Therapeutic remodeling of myeloma chromatin

Multiple myeloma cells dysregulate critical oncogenes and tumor suppressor genes by a number of mechanisms. In addition to genetic changes, there are less well-studied epigenetic changes that can result in the silencing of tumor suppressor genes and contribute to disease progression. These heritable changes are associated with 3 distinct modifications to the DNA and associated chromatin: methylation of cytosines, deacetylation of histones, and methylation of histones. Epigenetic changes represent powerful mechanisms for cancer progression because unlike mutations, they are able to silence not just a single gene but multiple genes in multiple pathways. At the same time, this makes them a very attractive target for anticancer drug development. By inhibiting a single target, one can expect to reactivate the expression of a number of genes whose silencing was critical to the tumor formation and at the same time expect relatively modest effects in nontransformed cells.
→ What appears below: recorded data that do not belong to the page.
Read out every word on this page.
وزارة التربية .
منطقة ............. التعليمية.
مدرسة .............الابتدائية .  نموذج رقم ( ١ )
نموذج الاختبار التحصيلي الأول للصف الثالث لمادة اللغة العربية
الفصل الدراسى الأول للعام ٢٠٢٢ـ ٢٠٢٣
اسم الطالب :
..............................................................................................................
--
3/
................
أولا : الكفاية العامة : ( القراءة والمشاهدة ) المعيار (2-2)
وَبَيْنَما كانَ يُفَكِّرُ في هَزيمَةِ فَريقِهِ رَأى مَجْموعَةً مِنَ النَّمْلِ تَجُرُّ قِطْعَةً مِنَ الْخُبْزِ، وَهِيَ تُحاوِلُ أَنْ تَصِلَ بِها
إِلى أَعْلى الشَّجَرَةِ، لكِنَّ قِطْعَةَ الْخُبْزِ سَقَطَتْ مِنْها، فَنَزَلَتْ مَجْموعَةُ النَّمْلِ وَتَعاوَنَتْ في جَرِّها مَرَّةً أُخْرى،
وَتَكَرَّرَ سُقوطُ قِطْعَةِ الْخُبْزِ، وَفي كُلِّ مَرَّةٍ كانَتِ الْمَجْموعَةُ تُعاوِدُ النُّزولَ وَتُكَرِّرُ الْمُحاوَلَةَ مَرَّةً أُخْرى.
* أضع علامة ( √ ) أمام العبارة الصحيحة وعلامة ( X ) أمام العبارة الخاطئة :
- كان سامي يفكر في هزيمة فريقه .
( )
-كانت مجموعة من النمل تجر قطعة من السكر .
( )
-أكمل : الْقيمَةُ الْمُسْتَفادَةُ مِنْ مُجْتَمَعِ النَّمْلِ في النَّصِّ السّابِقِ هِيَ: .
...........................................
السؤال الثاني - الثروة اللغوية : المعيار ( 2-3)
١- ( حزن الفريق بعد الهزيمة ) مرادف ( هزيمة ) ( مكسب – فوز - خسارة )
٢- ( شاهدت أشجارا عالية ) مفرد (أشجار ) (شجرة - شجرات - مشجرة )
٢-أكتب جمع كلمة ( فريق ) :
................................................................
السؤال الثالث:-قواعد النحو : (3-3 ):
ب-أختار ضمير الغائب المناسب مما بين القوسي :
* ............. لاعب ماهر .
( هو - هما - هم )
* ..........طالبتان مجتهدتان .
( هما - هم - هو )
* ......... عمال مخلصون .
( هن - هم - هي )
The relationship between these 3 epigenetic mechanisms are beginning to be elucidated. In an elegant study using a colon cancer cell line, Vogelstein and colleagues (Cancer Cell. 2003;3:89-95) have demonstrated that the primary event causing gene silencing appears to be aberrant histone methylation, which is followed subsequently by histone deacetylation and cytosine methylation. Agents targeting these processes are being actively developed and investigated in clinical trials.

The first agent to be developed is the cytosine nucleoside analog, 5-aza-2′-deoxycytidine, a potent inhibitor of DNA methylation and an active antileukemic agent. Several agents that inhibit histone deacetylation, including butyrates, valproic acid, SAHA, pyroxamide, depsipeptide, MS-275, and CCI-994, are in clinical trials. In this issue, Nicholas and Constantine Mitsiades and their colleagues (page 4055) provide the first glimpse of these powerful new agents in myeloma. They show that, as with other tumors, in myeloma SAHA is a powerful inducer of p21, growth arrest, and apoptosis. So far we have not seen the development of any histone methyltransferase inhibitors; however, it has recently been discovered that proteins containing a SET domain can act as histone lysine methyl-transferases. Given the flurry of papers describing the structural biology of these domains, it appears likely that specific inhibitors will not be far behind. These agents offer particular promise because they may target a primary event in epigenetic regulation, and in the case of t(4;14) MM with dysregulation of MMSET, a primary genetic event in the pathogenesis of myeloma.